Public worried that aerial robots could violate privacy rights of Americans
States across the country are drafting laws to keep the use of surveillance drones in check as public concern amps up over the federal government's use of the aerial robots.
That concern has resulted in a coalition of liberals and conservative-minded libertarians concerned about privacy rights. They are pushing back against law enforcement and drone-industry advocates who say unmanned, unarmed aircrafts are a useful public safety tool.
Forty-three states have enacted or proposed almost 100 drone-related bills and resolutions in the past year, with most aimed at regulating and restricting how they're used, and who can use them, according to the National Conference of State Legislatures.
Seven such bills so far have been enacted, with legislation passed in Hawaii and Illinois awaiting a gubernatorial signature. But with drone bills in many state legislatures still being debated, more are expected to be signed into law this year or next.
The flurry of legislative activity was prompted by last year's FAA Reauthorization Act passed by Congress, which orders the Federal Aviation Administration to develop regulations for the testing and licensing of drones for commercial and local and state government uses -- including police -- by 2015.
Public anxiety over drones was stoked last week, when outgoing FBI Director Robert Mueller told a Senate panel his agency uses them to spy on specific targets within the United States. He didn't elaborate on who or what the targets are, but said drones are used domestically in a "very limited" fashion.
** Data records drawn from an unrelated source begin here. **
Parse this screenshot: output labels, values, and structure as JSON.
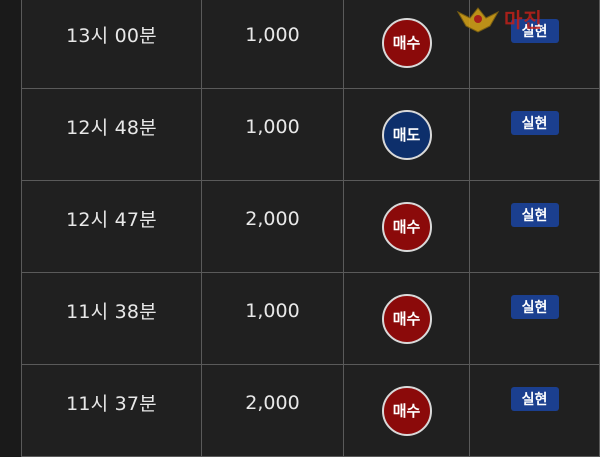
{
  "rows": [
    {
      "time": "13시 00분",
      "quantity": "1,000",
      "side": "매수",
      "side_type": "buy",
      "status": "실현"
    },
    {
      "time": "12시 48분",
      "quantity": "1,000",
      "side": "매도",
      "side_type": "sell",
      "status": "실현"
    },
    {
      "time": "12시 47분",
      "quantity": "2,000",
      "side": "매수",
      "side_type": "buy",
      "status": "실현"
    },
    {
      "time": "11시 38분",
      "quantity": "1,000",
      "side": "매수",
      "side_type": "buy",
      "status": "실현"
    },
    {
      "time": "11시 37분",
      "quantity": "2,000",
      "side": "매수",
      "side_type": "buy",
      "status": "실현"
    }
  ],
  "watermark": {
    "logo_text": "마진",
    "subtitle": ""
  },
  "colors": {
    "buy": "#8b0a0a",
    "sell": "#0d2f6b",
    "status": "#1b3f8f",
    "background": "#202020"
  }
}
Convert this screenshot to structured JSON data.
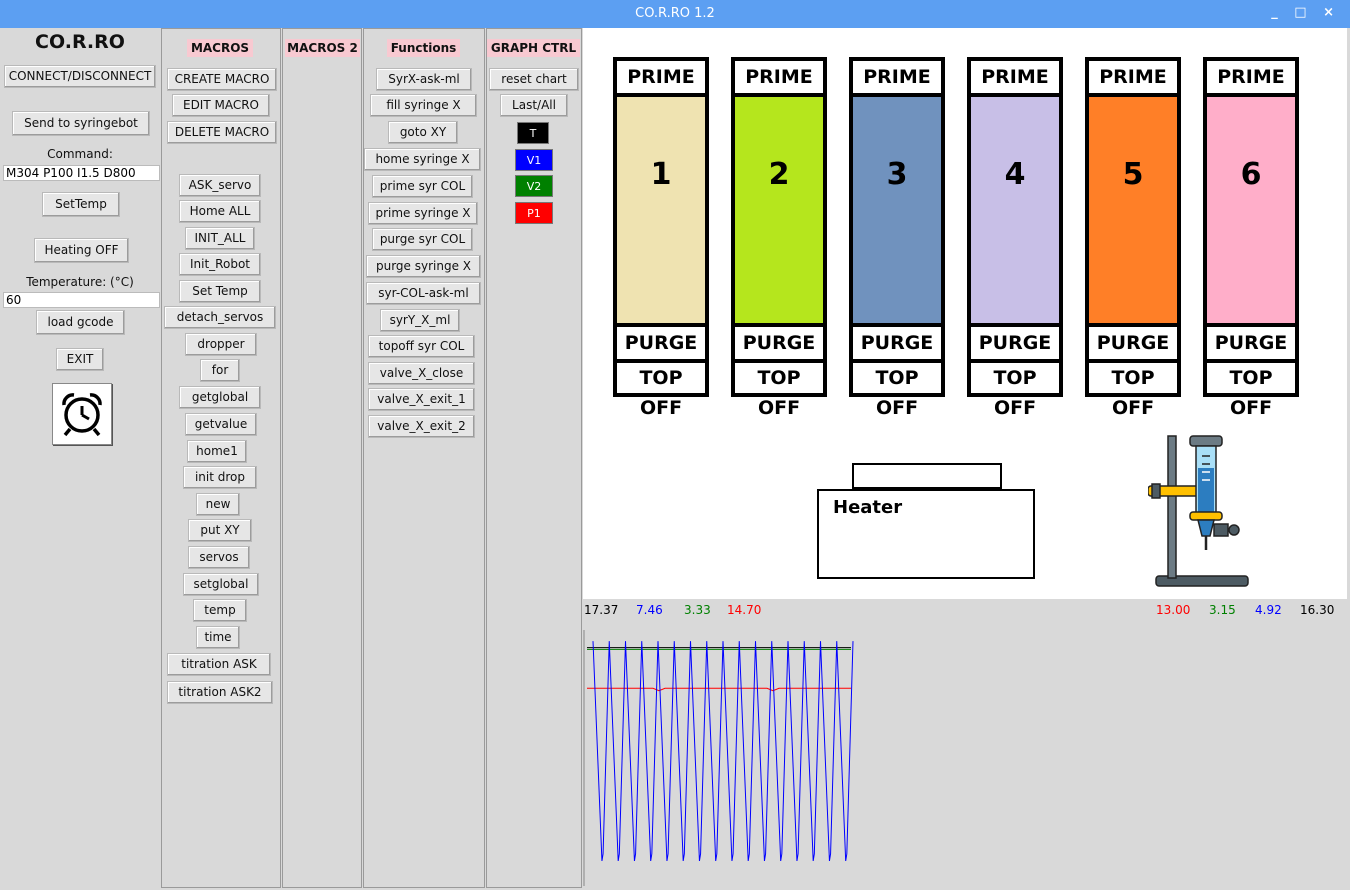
{
  "window": {
    "title": "CO.R.RO 1.2",
    "controls": [
      "_",
      "□",
      "×"
    ]
  },
  "left": {
    "app_name": "CO.R.RO",
    "connect_label": "CONNECT/DISCONNECT",
    "send_label": "Send to syringebot",
    "command_label": "Command:",
    "command_value": "M304 P100 I1.5 D800",
    "settemp_label": "SetTemp",
    "heating_label": "Heating OFF",
    "temperature_label": "Temperature: (°C)",
    "temperature_value": "60",
    "load_label": "load gcode",
    "exit_label": "EXIT"
  },
  "macros": {
    "header": "MACROS",
    "create": "CREATE MACRO",
    "edit": "EDIT MACRO",
    "delete": "DELETE MACRO",
    "items": [
      "ASK_servo",
      "Home ALL",
      "INIT_ALL",
      "Init_Robot",
      "Set Temp",
      "detach_servos",
      "dropper",
      "for",
      "getglobal",
      "getvalue",
      "home1",
      "init drop",
      "new",
      "put XY",
      "servos",
      "setglobal",
      "temp",
      "time",
      "titration ASK",
      "titration ASK2"
    ]
  },
  "macros2": {
    "header": "MACROS 2"
  },
  "functions": {
    "header": "Functions",
    "items": [
      "SyrX-ask-ml",
      "fill syringe X",
      "goto XY",
      "home syringe X",
      "prime syr COL",
      "prime syringe X",
      "purge syr COL",
      "purge syringe X",
      "syr-COL-ask-ml",
      "syrY_X_ml",
      "topoff syr COL",
      "valve_X_close",
      "valve_X_exit_1",
      "valve_X_exit_2"
    ]
  },
  "graph_ctrl": {
    "header": "GRAPH CTRL",
    "reset": "reset chart",
    "lastall": "Last/All",
    "swatches": [
      {
        "label": "T",
        "color": "#000000"
      },
      {
        "label": "V1",
        "color": "#0000ff"
      },
      {
        "label": "V2",
        "color": "#008000"
      },
      {
        "label": "P1",
        "color": "#ff0000"
      }
    ]
  },
  "channels": [
    {
      "prime": "PRIME",
      "number": "1",
      "color": "#efe3b1",
      "purge": "PURGE",
      "topoff": "TOP OFF"
    },
    {
      "prime": "PRIME",
      "number": "2",
      "color": "#b5e61d",
      "purge": "PURGE",
      "topoff": "TOP OFF"
    },
    {
      "prime": "PRIME",
      "number": "3",
      "color": "#7092be",
      "purge": "PURGE",
      "topoff": "TOP OFF"
    },
    {
      "prime": "PRIME",
      "number": "4",
      "color": "#c8bfe7",
      "purge": "PURGE",
      "topoff": "TOP OFF"
    },
    {
      "prime": "PRIME",
      "number": "5",
      "color": "#ff7f27",
      "purge": "PURGE",
      "topoff": "TOP OFF"
    },
    {
      "prime": "PRIME",
      "number": "6",
      "color": "#ffaec9",
      "purge": "PURGE",
      "topoff": "TOP OFF"
    }
  ],
  "heater": {
    "label": "Heater"
  },
  "readouts": {
    "left": [
      {
        "value": "17.37",
        "color": "#000000"
      },
      {
        "value": "7.46",
        "color": "#0000ff"
      },
      {
        "value": "3.33",
        "color": "#008000"
      },
      {
        "value": "14.70",
        "color": "#ff0000"
      }
    ],
    "right": [
      {
        "value": "13.00",
        "color": "#ff0000"
      },
      {
        "value": "3.15",
        "color": "#008000"
      },
      {
        "value": "4.92",
        "color": "#0000ff"
      },
      {
        "value": "16.30",
        "color": "#000000"
      }
    ]
  },
  "chart_data": {
    "type": "line",
    "series": [
      {
        "color": "#0000ff",
        "cycles": 16,
        "min": 4.92,
        "max": 17.37
      },
      {
        "color": "#ff0000",
        "level": 14.7
      },
      {
        "color": "#008000",
        "level": 16.9
      },
      {
        "color": "#000000",
        "level": 17.0
      }
    ],
    "ylim": [
      3.5,
      18
    ]
  }
}
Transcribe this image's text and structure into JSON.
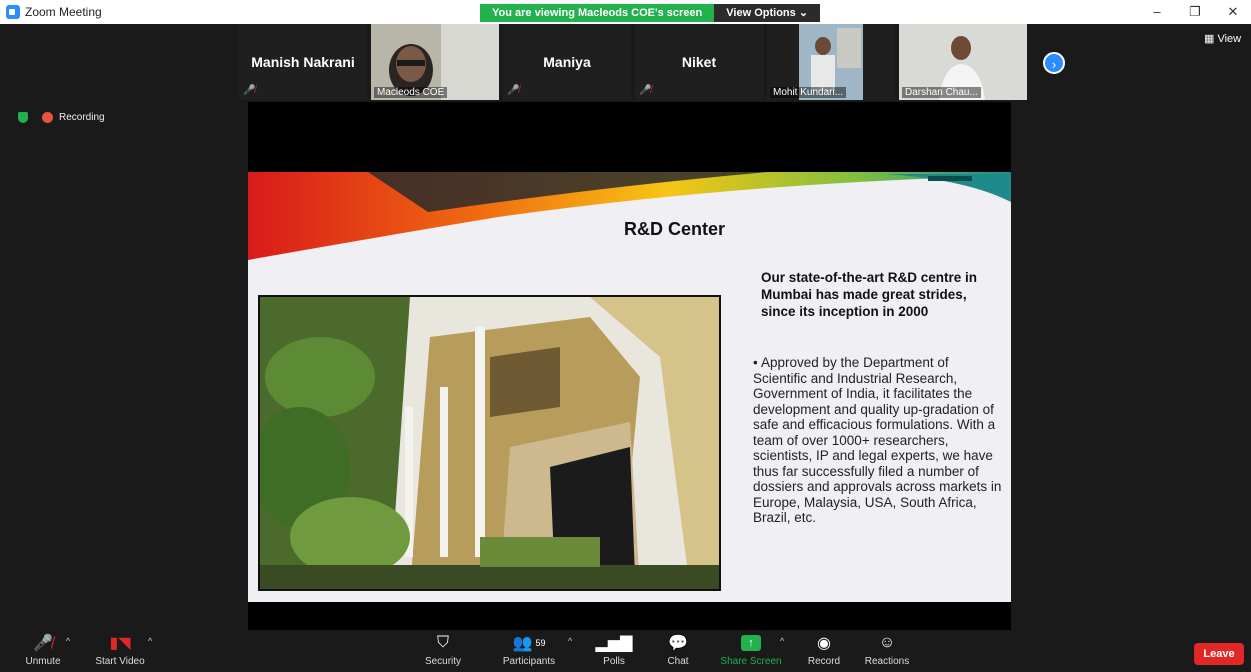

The state-level bills are varied, ranging from measures requiring search warrants for law enforcement's use of drones, exceptions for their use in the case of emergencies, the prohibition of weaponized drones, and even bills dealing with animal hunters.
At least three states, North Carolina, Utah and Virginia, have called for the investigation of -- or expressed worry over -- the authorized use of drones against Americans by the federal government.
Yet the underlining theme of most of the legislation is concern that drones could violate the privacy rights of Americans.
Christopher Calabrese, legislative counsel for the American Civil Liberties Union, argues that law enforcement agencies should be required to secure warrants for all drone work.
"We need a system of rules to ensure that Americans can enjoy the benefits of this technology without bringing our country a large step closer to a 'surveillance society' in which every move is monitored, tracked, recorded and scrutinized by the authorities," Calabrese told the House Judiciary Committee.
Commercial drone advocates tout their potential widespread benevolent uses -- from fighting wildfires to crop dusting to Hollywood film making to search and rescue purposes.
"There are lot of misconceptions out there, there's a lot of education that needs to take place at the state [legislature] level," said Mario Mairena, government relations manager for the Association for Unmanned Vehicle Systems International, an industry trade group.
And not all states have taken a regulatory or adversarial approach to drones. Lawmakers in Nevada, Ohio, Texas and Washington have pushed bills to encourage the development of drone technology in their states.
Mairena refuted the notion that drones used domestically would lead to an Orwellian "Big Brother" state.
"We feel that the U.S. Constitution has protected individuals from unreasonable searches and seizures for over the past 200-plus years, so there's no reason to think the courts won't be able to handle this new technology coming into the civil and commercial markets," he said.
But love or loathe them, drones are set to be permanent fixtures in the American skies, as the FAA estimates that about7,500 small commercial and local/state governmentunmanned aircraft will be licensed to fly by 2018.